Make sure that your knee is pointed forward before you move on. Next, move your left foot to the outside of your right thigh and then move your left hand to the floor behind you. Finally, wrap your right arms around your left leg.
Viparita Karani - Legs Up The Wall
For this pose start by sitting upright on the floor. Bring one of your legs straight up against the wall and place your foot on the floor.
Hold your ankle with your free hand. Slowly roll your leg back until you feel comfortable and then hold it there. You can also use a strap or belt to help keep your leg stable while you practice this pose.
What Yoga Poses Shouldn't You Try If You Have Sciatica?
If you're looking to take yoga classes you may find that some poses could aggravate your condition. For example, most people avoid standing poses like Tadasana (Mountain) because it puts pressure on your lower back.
However, when practicing yoga we learn that anything in our lives that causes us discomfort needs to be practiced.
So even though it's uncomfortable to stand for long periods of time, we must still put ourselves through it.
The same goes for poses such as Marichyasana I and II. These poses require you to flex your hamstrings and therefore stretch them out.
While stretching your hamstrings is good for your health, it could be more uncomfortable if you have sciatica.

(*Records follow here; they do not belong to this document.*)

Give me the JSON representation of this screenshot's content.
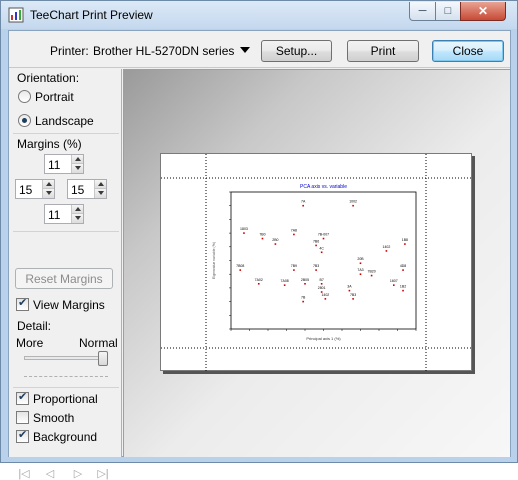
{
  "window": {
    "title": "TeeChart Print Preview"
  },
  "toolbar": {
    "printer_label": "Printer:",
    "printer_value": "Brother HL-5270DN series",
    "setup_label": "Setup...",
    "print_label": "Print",
    "close_label": "Close"
  },
  "orientation": {
    "label": "Orientation:",
    "portrait": "Portrait",
    "landscape": "Landscape",
    "selected": "Landscape"
  },
  "margins": {
    "label": "Margins (%)",
    "top": "11",
    "left": "15",
    "right": "15",
    "bottom": "11",
    "reset_label": "Reset Margins",
    "view_margins_label": "View Margins",
    "view_margins_checked": true
  },
  "detail": {
    "label": "Detail:",
    "more_label": "More",
    "normal_label": "Normal",
    "level": 1.0
  },
  "options": {
    "proportional_label": "Proportional",
    "proportional_checked": true,
    "smooth_label": "Smooth",
    "smooth_checked": false,
    "background_label": "Background",
    "background_checked": true
  },
  "nav_icons": [
    "first-page-icon",
    "prev-page-icon",
    "next-page-icon",
    "last-page-icon"
  ],
  "colors": {
    "accent": "#3c7fb1",
    "chart_title": "#0000cc",
    "point_marker": "#cc0000"
  },
  "chart_data": {
    "type": "scatter",
    "title": "PCA axis vs. variable",
    "xlabel": "Principal axis 1 (%)",
    "ylabel": "Eigenvalue variable (%)",
    "xlim": [
      0,
      10
    ],
    "ylim": [
      0,
      10
    ],
    "points": [
      {
        "label": "7A",
        "x": 3.9,
        "y": 9.0
      },
      {
        "label": "1002",
        "x": 6.6,
        "y": 9.0
      },
      {
        "label": "1803",
        "x": 0.7,
        "y": 7.0
      },
      {
        "label": "7B0",
        "x": 1.7,
        "y": 6.6
      },
      {
        "label": "7A8",
        "x": 3.4,
        "y": 6.9
      },
      {
        "label": "7B-007",
        "x": 5.0,
        "y": 6.6
      },
      {
        "label": "2B0",
        "x": 2.4,
        "y": 6.2
      },
      {
        "label": "7B6",
        "x": 4.6,
        "y": 6.1
      },
      {
        "label": "1B8",
        "x": 9.4,
        "y": 6.2
      },
      {
        "label": "1402",
        "x": 8.4,
        "y": 5.7
      },
      {
        "label": "4C",
        "x": 4.9,
        "y": 5.6
      },
      {
        "label": "20B",
        "x": 7.0,
        "y": 4.8
      },
      {
        "label": "7B08",
        "x": 0.5,
        "y": 4.3
      },
      {
        "label": "7B9",
        "x": 3.4,
        "y": 4.3
      },
      {
        "label": "7B3",
        "x": 4.6,
        "y": 4.3
      },
      {
        "label": "7A3",
        "x": 7.0,
        "y": 4.0
      },
      {
        "label": "7B20",
        "x": 7.6,
        "y": 3.9
      },
      {
        "label": "4D8",
        "x": 9.3,
        "y": 4.3
      },
      {
        "label": "7A02",
        "x": 1.5,
        "y": 3.3
      },
      {
        "label": "7A08",
        "x": 2.9,
        "y": 3.2
      },
      {
        "label": "2B05",
        "x": 4.0,
        "y": 3.3
      },
      {
        "label": "B7",
        "x": 4.9,
        "y": 3.3
      },
      {
        "label": "2801",
        "x": 4.9,
        "y": 2.7
      },
      {
        "label": "3A",
        "x": 6.4,
        "y": 2.8
      },
      {
        "label": "1607",
        "x": 8.8,
        "y": 3.2
      },
      {
        "label": "1B2",
        "x": 9.3,
        "y": 2.8
      },
      {
        "label": "1402",
        "x": 5.1,
        "y": 2.2
      },
      {
        "label": "7B3",
        "x": 6.6,
        "y": 2.2
      },
      {
        "label": "7B",
        "x": 3.9,
        "y": 2.0
      }
    ]
  }
}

In fact, you should avoid all poses that cause any strain or tension on your groin area. Instead, focus on poses that work your core muscles instead. Try these:
At the end of the day, it is important that you listen to your body and only do yoga poses that are not going to push you too far and make life more uncomfortable.
Sciatica is a condition that can be debilitating and painful. If you've been diagnosed with sciatica, you'll want to seek medical attention immediately and get started on an exercise program.
That doesn't mean you can't try yoga, just make sure you don't overdo things!